Eoin2211
Eoin2211

Reputation: 911

Export .txt from Sql issue

I want to export a .txt file from a sql script. I don't want any headings. I also don't want any commas (,) dividing my fields and I want them to keep the " which surrounds each value in my table. My code runs but includes headings, removes " from each field and inserts a ,. My code

set echo off
set verify off
set termout on
set heading off
set pages 50000
set feedback off
set newpage none
set linesize 1000
set serveroutput off



spool New_Members.txt

SELECT   'Unique_ID, Name, Alt_Name, Entity_Type, Party_Type,   Reference_#, Addr1, Addr2, Addr3, Town, County, Postcode, 
      Country,ALT_ADDRESS1,ALT_ADDRESS2,ALT_ADDRESS3,ALT_TOWN,ALT_COUNTY,ALT_POST_CODE,ALT_COUNTRY,NATIONALITY,
      DOB,INDIVIDUAL_ID,INDIVIDUAL_ID_TYPE,COUNTRY_OF_REGISTRATION,COMPANY_ID,COMPANY_ID_TYPE,SOURCE_COUNTRY,SOURCE_SYSTEM,TRANSACTION_TYPE' 
from     dual;
/

select   Unique_ID||','||Name||','||Alt_Name||','|| Entity_Type||','||Party_Type||','||Reference_#||','||Addr1||','||Addr2||','||
     Addr3||','||Town||','||County||','||Postcode||','||Country||','||ALT_ADDRESS1||','||ALT_ADDRESS2||','||
     ALT_ADDRESS3||','||ALT_TOWN||','||ALT_COUNTY||','||ALT_POST_CODE||','||ALT_COUNTRY||','||NATIONALITY||','||
     DOB||','||INDIVIDUAL_ID||','||INDIVIDUAL_ID_TYPE||','||COUNTRY_OF_REGISTRATION||','||COMPANY_ID||','||COMPANY_ID_TYPE||','||
     SOURCE_COUNTRY||','||SOURCE_SYSTEM||','||TRANSACTION_TYPE
from     dbo.Temp_Weekly_Export_File;
/


spool off;

exit

Upvotes: 0

Views: 62

Answers (1)

Alex Poole
Alex Poole

Reputation: 191275

You already have set header off, so you won't see any Oracle-generated column headings. Setting pagesize to zero would also suppress the headers. You may find it helpful to also set trimout on and set trimspool on.

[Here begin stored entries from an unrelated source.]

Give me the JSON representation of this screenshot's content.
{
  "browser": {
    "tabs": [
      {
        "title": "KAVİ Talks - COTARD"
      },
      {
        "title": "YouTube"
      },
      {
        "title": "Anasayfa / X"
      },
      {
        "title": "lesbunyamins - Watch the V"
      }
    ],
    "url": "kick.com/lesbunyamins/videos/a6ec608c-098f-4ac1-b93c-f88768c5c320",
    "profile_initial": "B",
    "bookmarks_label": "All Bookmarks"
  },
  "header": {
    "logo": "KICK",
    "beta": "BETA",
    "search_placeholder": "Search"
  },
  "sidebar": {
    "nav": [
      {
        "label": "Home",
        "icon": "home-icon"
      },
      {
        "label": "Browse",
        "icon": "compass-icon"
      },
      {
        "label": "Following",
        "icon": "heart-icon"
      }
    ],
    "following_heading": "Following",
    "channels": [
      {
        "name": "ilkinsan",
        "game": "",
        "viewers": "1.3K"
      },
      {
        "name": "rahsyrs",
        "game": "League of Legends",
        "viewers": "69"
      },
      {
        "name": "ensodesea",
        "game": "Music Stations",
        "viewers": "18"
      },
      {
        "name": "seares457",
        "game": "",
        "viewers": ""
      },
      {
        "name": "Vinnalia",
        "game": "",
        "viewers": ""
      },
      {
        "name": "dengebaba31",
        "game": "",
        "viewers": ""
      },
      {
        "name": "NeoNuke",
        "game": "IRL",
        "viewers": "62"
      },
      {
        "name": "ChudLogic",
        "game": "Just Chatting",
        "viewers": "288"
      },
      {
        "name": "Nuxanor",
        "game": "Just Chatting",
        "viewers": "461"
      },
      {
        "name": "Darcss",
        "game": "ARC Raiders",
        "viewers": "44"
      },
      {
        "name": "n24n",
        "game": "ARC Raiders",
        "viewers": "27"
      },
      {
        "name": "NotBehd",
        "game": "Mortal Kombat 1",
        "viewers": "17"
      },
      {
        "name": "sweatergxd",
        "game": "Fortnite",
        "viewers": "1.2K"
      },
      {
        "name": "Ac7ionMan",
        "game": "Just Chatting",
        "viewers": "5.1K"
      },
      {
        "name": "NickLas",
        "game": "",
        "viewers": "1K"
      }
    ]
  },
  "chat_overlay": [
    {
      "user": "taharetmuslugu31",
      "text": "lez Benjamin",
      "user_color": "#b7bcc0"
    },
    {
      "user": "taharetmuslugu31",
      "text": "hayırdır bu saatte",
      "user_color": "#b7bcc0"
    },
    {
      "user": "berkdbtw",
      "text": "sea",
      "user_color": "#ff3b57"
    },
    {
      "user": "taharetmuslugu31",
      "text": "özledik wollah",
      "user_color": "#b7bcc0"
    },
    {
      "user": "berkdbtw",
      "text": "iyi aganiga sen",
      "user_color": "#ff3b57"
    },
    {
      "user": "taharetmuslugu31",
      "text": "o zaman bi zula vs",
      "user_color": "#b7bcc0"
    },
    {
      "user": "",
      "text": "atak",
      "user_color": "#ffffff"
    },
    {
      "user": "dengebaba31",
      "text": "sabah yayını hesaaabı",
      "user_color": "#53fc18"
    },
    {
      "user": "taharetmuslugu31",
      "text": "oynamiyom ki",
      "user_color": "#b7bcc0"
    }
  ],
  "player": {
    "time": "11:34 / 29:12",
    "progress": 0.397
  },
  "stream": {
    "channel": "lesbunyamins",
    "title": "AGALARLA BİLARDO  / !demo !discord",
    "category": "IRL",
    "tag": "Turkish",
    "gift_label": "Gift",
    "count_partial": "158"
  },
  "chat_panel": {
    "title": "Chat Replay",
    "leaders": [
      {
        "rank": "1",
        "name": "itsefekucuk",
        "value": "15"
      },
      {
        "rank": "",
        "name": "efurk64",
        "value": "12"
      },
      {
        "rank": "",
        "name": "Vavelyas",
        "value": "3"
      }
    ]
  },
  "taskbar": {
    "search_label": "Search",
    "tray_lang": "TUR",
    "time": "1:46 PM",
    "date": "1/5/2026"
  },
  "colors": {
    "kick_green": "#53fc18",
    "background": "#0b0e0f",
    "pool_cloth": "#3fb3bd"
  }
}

What you seem to be seeing is the CSV header that you are explicitly generating with your first query. If you don't want to see that header line, just remove it from your script.

If you keep that header, remove the extra whitespace and particularly the line breaks, as they will cause the header to be treated as multiple rows when import to Excel etc. If you were trying to stop that line being too long in your script, you could concatenate multiple shorter strings instead:

select 'Unique_ID,Name,Alt_Name,Entity_Type,Party_Type,Reference_#,'
  || 'Addr1,Addr2,Addr3,Town,County,Postcode,Country,ALT_ADDRESS1,'
  || 'ALT_ADDRESS2,ALT_ADDRESS3,ALT_TOWN,ALT_COUNTY,ALT_POST_CODE,'
  || 'ALT_COUNTRY,NATIONALITY,DOB,INDIVIDUAL_ID,INDIVIDUAL_ID_TYPE,'
  || 'COUNTRY_OF_REGISTRATION,COMPANY_ID,COMPANY_ID_TYPE,'
  || 'SOURCE_COUNTRY,SOURCE_SYSTEM,TRANSACTION_TYPE' 
from dual;

You are running both of your queries twice, because each of them is terminated with a semicolon (;) which submits that statement; and is then followed by a slash (/), which re-executes the current command buffer. You only need one or the other, so I'd remove both the slashes - but whichever you remove, be consistent, and check if there are coding guidelines in your organisation which prefer one over the other.

As noted in comments, your question is a bit confused, as you're explicitly adding commas and there are no double-quotes to remove. You may actually want to add double-quotes though, if any of the column values can contain the comma delimiter - which would confuse Excel (or whatever will use this file). You can concatenate double-quotes around specific fields as required, e.g.:

select Unique_ID||','||Name||','||Alt_Name||','|| Entity_Type||','||
  Party_Type||','||Reference_#||',"'||Addr1||'","'||Addr2||'",'||
...

which would enclose the first two address column values in double-quotes in the output.